No fue ese el problema de la feria, para mí. No los booktubers, para nada. Es probable que hayan llegado para quedarse. Me llamó la atención la ausencia del que para mí, es el tema del año, de los últimos dos años: el feminismo.

Sólo recorriendo la feria, no hay nada. Ni editoriales feministas, ni sectores de literatura o estudios feministas dentro de las editoriales, ni lugar para las escritoras, periodistas y autoras feministas, ni siquiera se encuentran las obras sobre feminismo que están recorriendo el mundo. De hecho, tampoco están a la vista las de autoría nacional. En toda mi recorrida lo único que encontré, y que además me traje, fue “El segundo sexo”, de Simone de Beauvoir, que murió en 1986.

Es verdad que la mayoría de obras sobre empoderamiento femenino que están de moda no fueron traducidas acá -todavía, aunque algunas tengan más de diez años-. Mi ilusión de encontrar en la feria a La teoría King Kong, Fight girl club, Lean in o por lo menos Girl boss, que tiene su serie en Netflix no tuvo ninguna respuesta. No importa que Emma Watson pose en su Instagram con ellas, y que tenga millones de seguidores. No están esas, ni otras.

En el año en el que la primera marcha contra el flamante presidente estadounidense fue de mujeres, de las marchas masivas de Ni una menos y donde la violencia de género llega a niveles de gravedad alarmantes de los “miles de actos culturales” que ellos mismos promocionan, sólo ocho fueron sobre femicidios y problemáticas de género: Una exposición llamada “Femicidios y luchas de género”, una charla sobre el Paro internacional de mujeres, una mesa redonda llamada “Femicidios cotidianos”, una actividad (no especificada) llamada “Hacia políticas judiciales de género”, una charla sobre Grooming, un “Debate sobre derechos sobre perspectiva de género”, la presentación del libro de Liliana Hendel llamado “Violencias de Género”. Listo. Una charla sobre mujeres en el deporte, otra sobre mujeres y periodismo y una actividad donde escritoras argentinas dialogaron sobre la novela romántica cerraron el combo.

Todas estas actividades, insuficientes, subordinadas, invisibilizadas, tratan de temas que exceden la especificidad de la feria. La verdad es que son necesarias pero podrían darse en cualquier evento. Ninguna de ellas, excepto la presentación del libro de Hendel, habla sobre libros, ni sobre literatura. Ni sobre el lugar de la mujer en la literatura, y mucho menos sobre literatura feminista. Hubo más actividades sobre neurociencias y programación neurolingüística que sobre los problemas de la mujer.

Honestamente no puedo creer que un tema tan popular no haya tenido, no importante presencia, sino protagonismo en una exposición donde están justamente los que piensan las cosas, empezando por denunciar lo que en el mundo está mal.
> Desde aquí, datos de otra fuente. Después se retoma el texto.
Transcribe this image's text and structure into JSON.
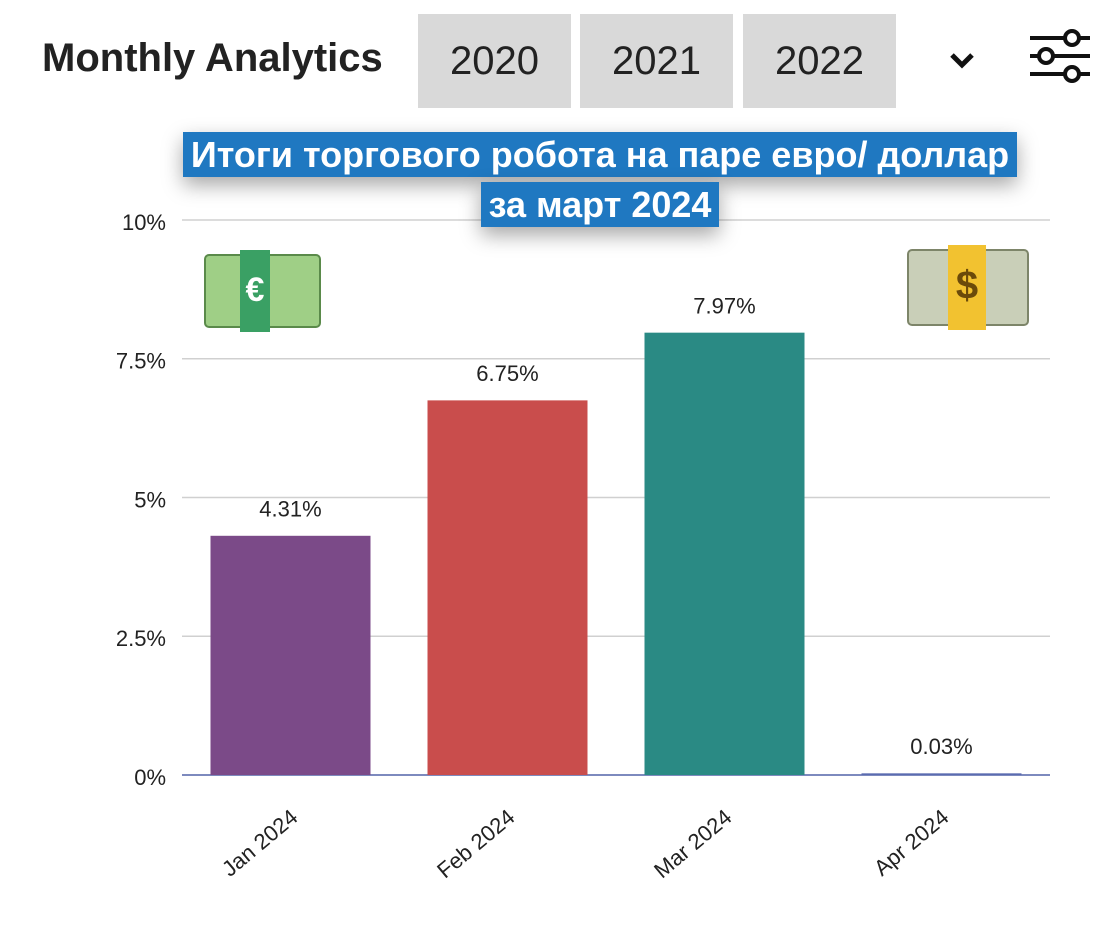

Tampoco encontré por ningún lado uno de los libros nacionales del año, Economía feminista de Mercedes D’alessandro. Hice una reseña del mismo acá.

En un mercado donde las mujeres escriben mucho y todo el tiempo, donde quizá la mayoría de presentación de obras fue de mujeres, donde además es probable que representen el mayor porcentaje de lectores, no hay espacio para debatir sobre nuestro lugar en la industria y en el mundo, sobre la desigualdad, sobre el sistema que está generando esto y la violencia que nos está matando.

lo que más me gustó

Para empezar a cerrar, lo que más me gustó de la Feria del Libro de este año fue comprar a mitad de precio. Me gustó también lo de siempre, la variedad y cantidad de obras disponibles. Me gustó la organización que me permitió entrar, recorrer y comprar rápido. Me encantaron las compras que hice, algunas las tenía entre ceja y ceja y sabía que sólo allí las iba a encontrar. El paseo, siempre me encanta. Yo creo que es un evento increíble y es probable, sin conocerlas, que como exposición, evento cultural y por su masividad, esté a la altura de otras grandes en el mundo.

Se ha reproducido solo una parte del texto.